Horticultural Therapy

The principles of horticultural therapy date back to ancient times when Egyptian physicians prescribed ‘walks in the garden’ as a treatment for royalty suffering from mental disorders.  Records dating from 1768 indicate doctors were prescribing ‘tending the soil’ as a cure for the ills of the mind and nervous system.  However, it was not until 1955 that horticultural therapy was officially named as a discipline where clients/patients actively participated in specially designed treatment programs intended to link garden activities with improved mental and physical health.

Defining Horticultural Therapy

The American Horticultural Therapy Association (AHTA) defines horticultural therapy as “a discipline that uses plants, gardening activities, and the natural world as vehicles for professionally conducted programs in therapy and rehabilitation.”  Four elements are required for horticultural activities to be considered as part of a client/patient treatment plan:

  1.   a defined treatment procedure which focuses on horticultural or gardening activities,
  2.   a client with a diagnosed problem who is in treatment,
  3.   a treatment goal that can be measured and evaluated, and
  4.   a qualified professional to deliver the treatment.

What is Horticultural Therapy?

H.T. is one of the treatment modalities that form the adjunctive therapy treatment approach.  Adjunctive therapy means in addition to or joined to traditional therapy or treatment approaches and includes art, music, and recreational therapy.  Horticultural therapy as a treatment approach is applied in a variety of institutional settings.  Institutions where H.T. is prescnbed as part of a client/patient treatment plan include:

  • psychiatric hospitals –  first recorded area to utilize treatment through gardening
  • physical disabilities – strokes, paralyzing injuries
  • sensory impairments – emphasis on gaining skills for daily living
  • geriatric – ill elderly
  • substance abuse – H.T. is used as part of treatment programs
  • social deviation – adults and children who commit crimes and are placed in detention or correctional facilities have been shown to benefit from H.T. programs
  • mental disabilities – often this work is directed to employment of clients

Purpose of Horticultural Therapy Programs

The therapy of working with living plants has been shown to enhance self-esteem, alleviate depression, improve motor skills, provide opportunities for problem solving, and encourage social interaction and communication.

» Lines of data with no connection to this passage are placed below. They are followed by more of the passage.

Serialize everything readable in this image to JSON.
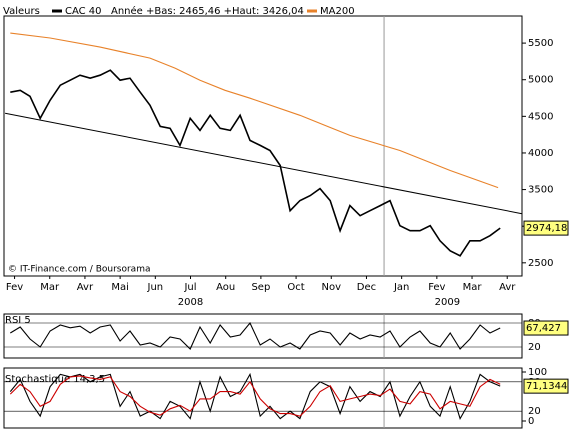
{
  "chart_data": [
    {
      "type": "line",
      "header": "Valeurs",
      "annotation": "Année +Bas: 2465,46 +Haut: 3426,04",
      "source": "© IT-Finance.com / Boursorama",
      "xlim": [
        1.2,
        15.92
      ],
      "xticks": [
        {
          "value": 1.5,
          "label": "Fev"
        },
        {
          "value": 2.5,
          "label": "Mar"
        },
        {
          "value": 3.5,
          "label": "Avr"
        },
        {
          "value": 4.5,
          "label": "Mai"
        },
        {
          "value": 5.5,
          "label": "Jun"
        },
        {
          "value": 6.5,
          "label": "Jul"
        },
        {
          "value": 7.5,
          "label": "Aou"
        },
        {
          "value": 8.5,
          "label": "Sep"
        },
        {
          "value": 9.5,
          "label": "Oct"
        },
        {
          "value": 10.5,
          "label": "Nov"
        },
        {
          "value": 11.5,
          "label": "Dec"
        },
        {
          "value": 12.5,
          "label": "Jan"
        },
        {
          "value": 13.5,
          "label": "Fev"
        },
        {
          "value": 14.5,
          "label": "Mar"
        },
        {
          "value": 15.5,
          "label": "Avr"
        }
      ],
      "year_labels": [
        {
          "value": 6.5,
          "label": "2008"
        },
        {
          "value": 13.8,
          "label": "2009"
        }
      ],
      "year_lines": [
        12
      ],
      "ylim": [
        2320,
        5870
      ],
      "yticks": [
        2500,
        3000,
        3500,
        4000,
        4500,
        5000,
        5500
      ],
      "series": [
        {
          "name": "CAC 40",
          "color": "#000000",
          "x": [
            1.38,
            1.66,
            1.94,
            2.23,
            2.51,
            2.8,
            3.08,
            3.36,
            3.65,
            3.93,
            4.22,
            4.5,
            4.78,
            5.07,
            5.35,
            5.64,
            5.92,
            6.2,
            6.49,
            6.77,
            7.06,
            7.34,
            7.63,
            7.91,
            8.19,
            8.48,
            8.76,
            9.05,
            9.33,
            9.61,
            9.9,
            10.18,
            10.47,
            10.75,
            11.03,
            11.32,
            11.6,
            11.89,
            12.17,
            12.45,
            12.74,
            13.02,
            13.31,
            13.59,
            13.88,
            14.16,
            14.44,
            14.73,
            15.01,
            15.3
          ],
          "values": [
            4829,
            4856,
            4774,
            4473,
            4719,
            4925,
            4993,
            5062,
            5021,
            5062,
            5130,
            4993,
            5021,
            4829,
            4651,
            4363,
            4336,
            4103,
            4473,
            4308,
            4514,
            4336,
            4308,
            4514,
            4171,
            4103,
            4034,
            3829,
            3212,
            3349,
            3418,
            3514,
            3349,
            2938,
            3281,
            3144,
            3212,
            3281,
            3349,
            3007,
            2938,
            2938,
            3007,
            2801,
            2664,
            2596,
            2801,
            2801,
            2870,
            2974.18
          ]
        },
        {
          "name": "MA200",
          "color": "#e8822a",
          "x": [
            1.38,
            2.51,
            3.93,
            5.35,
            6.06,
            6.77,
            7.48,
            8.19,
            9.61,
            11.03,
            12.45,
            13.88,
            15.24
          ],
          "values": [
            5637,
            5569,
            5445,
            5295,
            5158,
            4993,
            4856,
            4747,
            4514,
            4240,
            4034,
            3760,
            3527
          ]
        }
      ],
      "trendline": {
        "x": [
          1.23,
          15.92
        ],
        "values": [
          4541,
          3171
        ],
        "color": "#000000"
      },
      "last_value": {
        "value": 2974.18,
        "label": "2974,18"
      }
    },
    {
      "type": "line",
      "title": "RSI 5",
      "xlim": [
        1.2,
        15.92
      ],
      "year_lines": [
        12
      ],
      "ylim": [
        0,
        100
      ],
      "yticks": [
        20,
        80
      ],
      "series": [
        {
          "color": "#000000",
          "x": [
            1.38,
            1.66,
            1.94,
            2.23,
            2.51,
            2.8,
            3.08,
            3.36,
            3.65,
            3.93,
            4.22,
            4.5,
            4.78,
            5.07,
            5.35,
            5.64,
            5.92,
            6.2,
            6.49,
            6.77,
            7.06,
            7.34,
            7.63,
            7.91,
            8.19,
            8.48,
            8.76,
            9.05,
            9.33,
            9.61,
            9.9,
            10.18,
            10.47,
            10.75,
            11.03,
            11.32,
            11.6,
            11.89,
            12.17,
            12.45,
            12.74,
            13.02,
            13.31,
            13.59,
            13.88,
            14.16,
            14.44,
            14.73,
            15.01,
            15.3
          ],
          "values": [
            55,
            70,
            40,
            20,
            60,
            75,
            68,
            72,
            55,
            70,
            75,
            35,
            60,
            25,
            30,
            20,
            45,
            40,
            15,
            70,
            30,
            75,
            45,
            50,
            80,
            25,
            40,
            20,
            30,
            15,
            50,
            60,
            55,
            25,
            55,
            40,
            50,
            45,
            60,
            20,
            45,
            60,
            30,
            20,
            55,
            15,
            40,
            75,
            55,
            67.427
          ]
        }
      ],
      "last_value": {
        "value": 67.427,
        "label": "67,427"
      }
    },
    {
      "type": "line",
      "title": "Stochastique 14,3,5",
      "xlim": [
        1.2,
        15.92
      ],
      "year_lines": [
        12
      ],
      "ylim": [
        0,
        100
      ],
      "yticks": [
        0,
        20,
        80,
        100
      ],
      "series": [
        {
          "color": "#000000",
          "x": [
            1.38,
            1.66,
            1.94,
            2.23,
            2.51,
            2.8,
            3.08,
            3.36,
            3.65,
            3.93,
            4.22,
            4.5,
            4.78,
            5.07,
            5.35,
            5.64,
            5.92,
            6.2,
            6.49,
            6.77,
            7.06,
            7.34,
            7.63,
            7.91,
            8.19,
            8.48,
            8.76,
            9.05,
            9.33,
            9.61,
            9.9,
            10.18,
            10.47,
            10.75,
            11.03,
            11.32,
            11.6,
            11.89,
            12.17,
            12.45,
            12.74,
            13.02,
            13.31,
            13.59,
            13.88,
            14.16,
            14.44,
            14.73,
            15.01,
            15.3
          ],
          "values": [
            60,
            85,
            40,
            10,
            70,
            95,
            90,
            95,
            80,
            90,
            95,
            30,
            60,
            10,
            20,
            5,
            40,
            30,
            5,
            80,
            20,
            90,
            50,
            60,
            95,
            10,
            30,
            5,
            20,
            5,
            60,
            80,
            70,
            15,
            70,
            40,
            60,
            50,
            80,
            10,
            50,
            80,
            30,
            10,
            70,
            5,
            40,
            95,
            80,
            71.1344
          ]
        },
        {
          "color": "#cc0000",
          "x": [
            1.38,
            1.66,
            1.94,
            2.23,
            2.51,
            2.8,
            3.08,
            3.36,
            3.65,
            3.93,
            4.22,
            4.5,
            4.78,
            5.07,
            5.35,
            5.64,
            5.92,
            6.2,
            6.49,
            6.77,
            7.06,
            7.34,
            7.63,
            7.91,
            8.19,
            8.48,
            8.76,
            9.05,
            9.33,
            9.61,
            9.9,
            10.18,
            10.47,
            10.75,
            11.03,
            11.32,
            11.6,
            11.89,
            12.17,
            12.45,
            12.74,
            13.02,
            13.31,
            13.59,
            13.88,
            14.16,
            14.44,
            14.73,
            15.01,
            15.3
          ],
          "values": [
            55,
            75,
            60,
            30,
            40,
            75,
            90,
            92,
            88,
            85,
            90,
            60,
            50,
            30,
            18,
            12,
            25,
            32,
            20,
            45,
            45,
            60,
            60,
            55,
            80,
            45,
            25,
            15,
            15,
            10,
            30,
            60,
            72,
            40,
            45,
            50,
            55,
            52,
            65,
            40,
            35,
            60,
            55,
            25,
            40,
            35,
            30,
            70,
            85,
            75
          ]
        }
      ],
      "last_value": {
        "value": 71.1344,
        "label": "71,1344"
      }
    }
  ]
}
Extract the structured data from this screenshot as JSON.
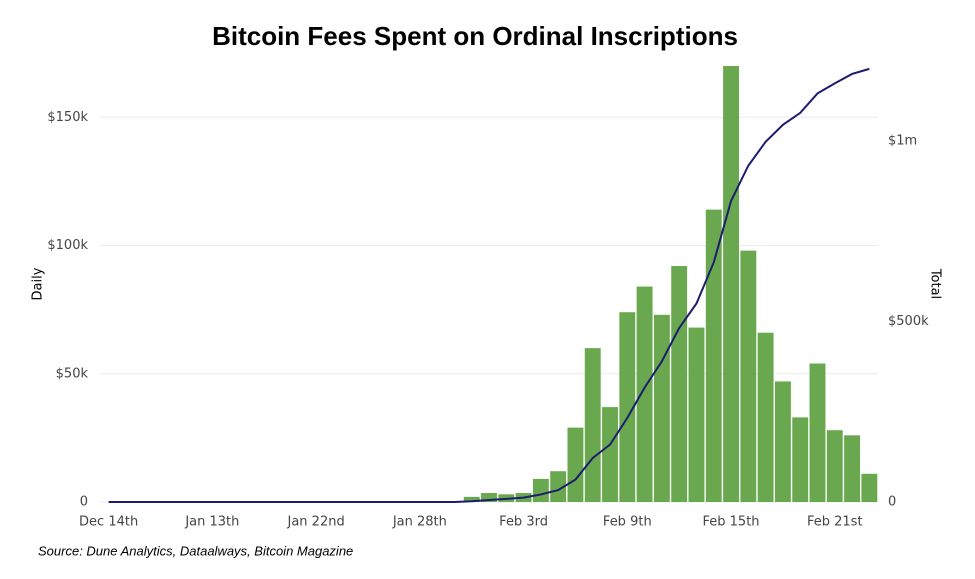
{
  "chart_data": {
    "type": "bar",
    "title": "Bitcoin Fees Spent on Ordinal Inscriptions",
    "source": "Source: Dune Analytics, Dataalways, Bitcoin Magazine",
    "ylabel": "Daily",
    "y2label": "Total",
    "categories": [
      "Dec 14th",
      null,
      null,
      null,
      null,
      null,
      "Jan 13th",
      null,
      null,
      null,
      null,
      null,
      "Jan 22nd",
      null,
      null,
      null,
      null,
      null,
      "Jan 28th",
      null,
      null,
      null,
      null,
      null,
      "Feb 3rd",
      null,
      null,
      null,
      null,
      null,
      "Feb 9th",
      null,
      null,
      null,
      null,
      null,
      "Feb 15th",
      null,
      null,
      null,
      null,
      null,
      "Feb 21st",
      null,
      null
    ],
    "series": [
      {
        "type": "bar",
        "axis": "y",
        "color": "#6aa84f",
        "values": [
          0,
          0,
          0,
          0,
          0,
          0,
          0,
          0,
          0,
          0,
          0,
          0,
          0,
          0,
          0,
          0,
          0,
          0,
          0,
          0,
          0,
          2000,
          3500,
          3000,
          3500,
          9000,
          12000,
          29000,
          60000,
          37000,
          74000,
          84000,
          73000,
          92000,
          68000,
          114000,
          170000,
          98000,
          66000,
          47000,
          33000,
          54000,
          28000,
          26000,
          11000
        ]
      },
      {
        "type": "line",
        "axis": "y2",
        "color": "#1c1c6e",
        "values": [
          0,
          0,
          0,
          0,
          0,
          0,
          0,
          0,
          0,
          0,
          0,
          0,
          0,
          0,
          0,
          0,
          0,
          0,
          0,
          0,
          0,
          2000,
          5500,
          8500,
          12000,
          21000,
          33000,
          62000,
          122000,
          159000,
          233000,
          317000,
          390000,
          482000,
          550000,
          664000,
          834000,
          932000,
          998000,
          1045000,
          1078000,
          1132000,
          1160000,
          1186000,
          1200000
        ]
      }
    ],
    "ylim": [
      0,
      170000
    ],
    "yticks": [
      0,
      {
        "value": 50000,
        "label": "$50k"
      },
      {
        "value": 100000,
        "label": "$100k"
      },
      {
        "value": 150000,
        "label": "$150k"
      }
    ],
    "y2lim": [
      0,
      1208000
    ],
    "y2ticks": [
      0,
      {
        "value": 500000,
        "label": "$500k"
      },
      {
        "value": 1000000,
        "label": "$1m"
      }
    ],
    "grid": true
  }
}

Horticultural therapy places the patient in a care-giving role often engendering

confidence and a new sense of purpose.  Some of the goals of H.T. programs include:

  • learning basic skills and social skills
  • building confidence and increasing self-esteem
  • gaining qualifications and the opportunity to move into employment
  • rebuilding lives after illness or accident
  • maintaining or improving quality of life

Where can Horticultural Therapy Activities be used?

Horticultural treatment activities are used in greenhouse crop production; learning to make terrariums and bonsai; harvesting flowers and flower arranging; pulling weeds and cultivating the soil; transplanting trees; crafts and specialty items for sale.  Highly motivational among the horticultural activities are potting plants, plant propagation, and flower arranging.  Many horticultural therapy programs generate monies from the sale of their products, which is used in part to offset the costs of materials.